1970s asbestos mine is setting for protagonist in search of salvation

by Miles Howe

"Rock Reject" by Jim Williams.
"Rock Reject" by Jim Williams.

Picture it: 1970s Canada. Our protagonist, Peter, is a privileged man-boy from Toronto. His path is all laid out for him: med school, loving young wife, a starched-collar father. But like so many young white men, Peter has to destroy his whole world just to realize the gifts he was given.

And destroy it he does.

Author Jim Williams sends poor Peter through a series of tribulations, and at each turn Peter manages to muck up his own situation in such a failing fashion that the reader is almost faced with a protagonist with whom it's impossible to empathize. And Peter isn't just ruining his own life. Not by a long shot.

When his self-created tragedy strikes, poor Peter runs as far and as fast from the scene as he can, and winds up in a Yukon asbestos mine.
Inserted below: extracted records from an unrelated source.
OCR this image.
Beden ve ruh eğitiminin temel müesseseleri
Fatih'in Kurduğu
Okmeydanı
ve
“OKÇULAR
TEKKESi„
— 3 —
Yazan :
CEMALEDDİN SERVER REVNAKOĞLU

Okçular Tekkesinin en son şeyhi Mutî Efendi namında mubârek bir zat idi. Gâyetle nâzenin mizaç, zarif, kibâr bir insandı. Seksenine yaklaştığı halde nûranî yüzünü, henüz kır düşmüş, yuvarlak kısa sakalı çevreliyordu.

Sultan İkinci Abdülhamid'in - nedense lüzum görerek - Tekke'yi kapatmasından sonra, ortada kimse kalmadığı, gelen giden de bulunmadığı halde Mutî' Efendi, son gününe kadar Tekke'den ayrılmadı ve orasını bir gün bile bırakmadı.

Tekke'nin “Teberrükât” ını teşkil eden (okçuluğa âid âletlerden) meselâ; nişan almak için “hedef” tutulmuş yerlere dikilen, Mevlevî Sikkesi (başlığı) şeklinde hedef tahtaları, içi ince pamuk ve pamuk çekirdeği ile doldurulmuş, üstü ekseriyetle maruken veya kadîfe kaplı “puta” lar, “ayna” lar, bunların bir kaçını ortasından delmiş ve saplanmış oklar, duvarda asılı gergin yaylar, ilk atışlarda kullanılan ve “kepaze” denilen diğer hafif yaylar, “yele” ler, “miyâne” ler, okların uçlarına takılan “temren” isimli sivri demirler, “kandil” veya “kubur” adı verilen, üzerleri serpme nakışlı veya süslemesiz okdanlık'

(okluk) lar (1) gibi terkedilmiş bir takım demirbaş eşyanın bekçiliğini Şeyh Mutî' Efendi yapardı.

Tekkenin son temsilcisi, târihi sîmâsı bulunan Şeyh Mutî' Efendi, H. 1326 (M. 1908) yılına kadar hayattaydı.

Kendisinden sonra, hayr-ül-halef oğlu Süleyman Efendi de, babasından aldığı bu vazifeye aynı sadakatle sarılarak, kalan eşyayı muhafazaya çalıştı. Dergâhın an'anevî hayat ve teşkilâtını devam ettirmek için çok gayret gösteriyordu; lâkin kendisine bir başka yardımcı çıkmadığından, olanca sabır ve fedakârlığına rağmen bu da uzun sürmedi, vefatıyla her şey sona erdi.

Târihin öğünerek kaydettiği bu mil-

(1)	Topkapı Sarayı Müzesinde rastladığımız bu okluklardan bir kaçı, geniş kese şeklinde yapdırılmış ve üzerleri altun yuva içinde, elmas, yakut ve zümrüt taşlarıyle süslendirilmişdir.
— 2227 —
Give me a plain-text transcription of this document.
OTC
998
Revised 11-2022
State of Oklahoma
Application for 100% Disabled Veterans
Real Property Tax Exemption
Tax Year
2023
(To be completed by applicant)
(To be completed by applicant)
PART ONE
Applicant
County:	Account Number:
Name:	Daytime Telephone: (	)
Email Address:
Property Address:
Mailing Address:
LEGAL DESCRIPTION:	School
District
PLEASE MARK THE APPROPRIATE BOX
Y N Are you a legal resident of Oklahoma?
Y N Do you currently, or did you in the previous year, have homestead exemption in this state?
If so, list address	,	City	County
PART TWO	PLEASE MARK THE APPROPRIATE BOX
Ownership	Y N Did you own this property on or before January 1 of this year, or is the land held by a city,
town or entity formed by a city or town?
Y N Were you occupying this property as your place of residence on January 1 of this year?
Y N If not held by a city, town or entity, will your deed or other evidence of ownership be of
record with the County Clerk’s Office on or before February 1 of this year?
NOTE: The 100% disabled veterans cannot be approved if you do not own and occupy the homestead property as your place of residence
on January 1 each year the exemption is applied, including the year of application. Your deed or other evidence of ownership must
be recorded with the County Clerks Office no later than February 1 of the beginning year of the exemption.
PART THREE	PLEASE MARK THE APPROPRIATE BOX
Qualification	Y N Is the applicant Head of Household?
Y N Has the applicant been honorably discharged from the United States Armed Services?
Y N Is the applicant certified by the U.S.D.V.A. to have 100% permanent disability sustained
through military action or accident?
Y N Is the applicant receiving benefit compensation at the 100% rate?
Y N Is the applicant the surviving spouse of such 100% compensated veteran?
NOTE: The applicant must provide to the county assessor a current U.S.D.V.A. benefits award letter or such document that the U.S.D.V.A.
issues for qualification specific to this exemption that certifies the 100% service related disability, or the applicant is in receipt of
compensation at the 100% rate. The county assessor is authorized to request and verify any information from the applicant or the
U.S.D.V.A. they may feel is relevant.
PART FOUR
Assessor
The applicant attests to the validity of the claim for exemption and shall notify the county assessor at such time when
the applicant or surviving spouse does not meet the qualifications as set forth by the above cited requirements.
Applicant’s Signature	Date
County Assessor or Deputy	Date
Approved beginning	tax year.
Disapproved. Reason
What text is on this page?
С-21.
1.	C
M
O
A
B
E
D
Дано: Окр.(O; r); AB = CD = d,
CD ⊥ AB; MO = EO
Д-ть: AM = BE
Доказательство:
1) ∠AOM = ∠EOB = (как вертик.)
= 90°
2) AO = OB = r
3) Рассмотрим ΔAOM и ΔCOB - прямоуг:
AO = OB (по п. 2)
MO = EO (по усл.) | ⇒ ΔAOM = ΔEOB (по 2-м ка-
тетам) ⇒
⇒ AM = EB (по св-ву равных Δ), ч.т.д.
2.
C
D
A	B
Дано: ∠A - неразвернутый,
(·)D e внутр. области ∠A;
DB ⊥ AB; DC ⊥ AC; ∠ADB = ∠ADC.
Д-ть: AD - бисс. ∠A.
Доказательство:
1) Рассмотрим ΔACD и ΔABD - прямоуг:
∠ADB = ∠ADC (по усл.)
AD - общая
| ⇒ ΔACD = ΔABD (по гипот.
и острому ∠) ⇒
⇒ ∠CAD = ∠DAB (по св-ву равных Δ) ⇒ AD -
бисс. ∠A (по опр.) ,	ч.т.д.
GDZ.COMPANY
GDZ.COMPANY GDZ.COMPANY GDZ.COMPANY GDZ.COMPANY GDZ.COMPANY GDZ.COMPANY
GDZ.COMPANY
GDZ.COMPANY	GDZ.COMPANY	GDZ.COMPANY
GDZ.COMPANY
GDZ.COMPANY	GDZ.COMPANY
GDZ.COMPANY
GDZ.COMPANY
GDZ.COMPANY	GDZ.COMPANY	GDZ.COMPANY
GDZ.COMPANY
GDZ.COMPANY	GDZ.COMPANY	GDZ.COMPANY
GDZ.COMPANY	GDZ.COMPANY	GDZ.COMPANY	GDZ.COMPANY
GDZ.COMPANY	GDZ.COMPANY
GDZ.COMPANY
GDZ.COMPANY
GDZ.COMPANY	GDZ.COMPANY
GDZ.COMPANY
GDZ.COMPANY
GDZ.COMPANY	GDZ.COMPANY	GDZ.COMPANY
It's a harrowing hell on Earth, an attempt at suicide of sorts and our hard-to-like protagonist buries himself in the rough comfort and sense-numbing exhaustion that comes with a singular commitment to back-breaking labour. One gets the sense that Peter works in order to destroy himself or, at the very least, to escape himself.

Of course, no matter where you go, there you are deep in the Earth's bowels, and Peter must inevitably come to terms with what he has done. A rag-tag world of hard-luck miners surround Peter, and despite his best efforts at the pariah-like isolation he feels he deserves, a world of dreamers and schemers begins to open up around him.

Buoyed on by Williams's cross-Canada cornucopia of characters, Peter rekindles his purpose, and finds a home in the labour struggles that surround him. The union becomes a surrogate parent, in which Peter finally finds a means by which to apply his education, his privilege. The asbestos the men are mining is slowly killing them; management is covering it all up; and up in Stikine, deep in the Yukon, Peter is the only one who can bring the damning proof to light.

Williams give Peter a second chance at finding a moral compass, and despite my best efforts to give up on Peter as an un-salvageable piece of human detritus, I found myself begrudgingly rooting for his efforts when applied to the larger struggle. It's a testament to Williams's writing abilities that even a character as initially morally reprehensible as Peter can gain some measure of salvation. It's also a testament to the potential value of unions in a worker's life.

Rock Reject (Roseway Publishing) is the 2011 winner of the Beacon Award for Social Justice Literature.

Author Jim Williams will be reading from Rock Reject at the Keshen Goodman Library, 330 Lacewood Drive, Halifax, on Nov. 6 at 7 p.m.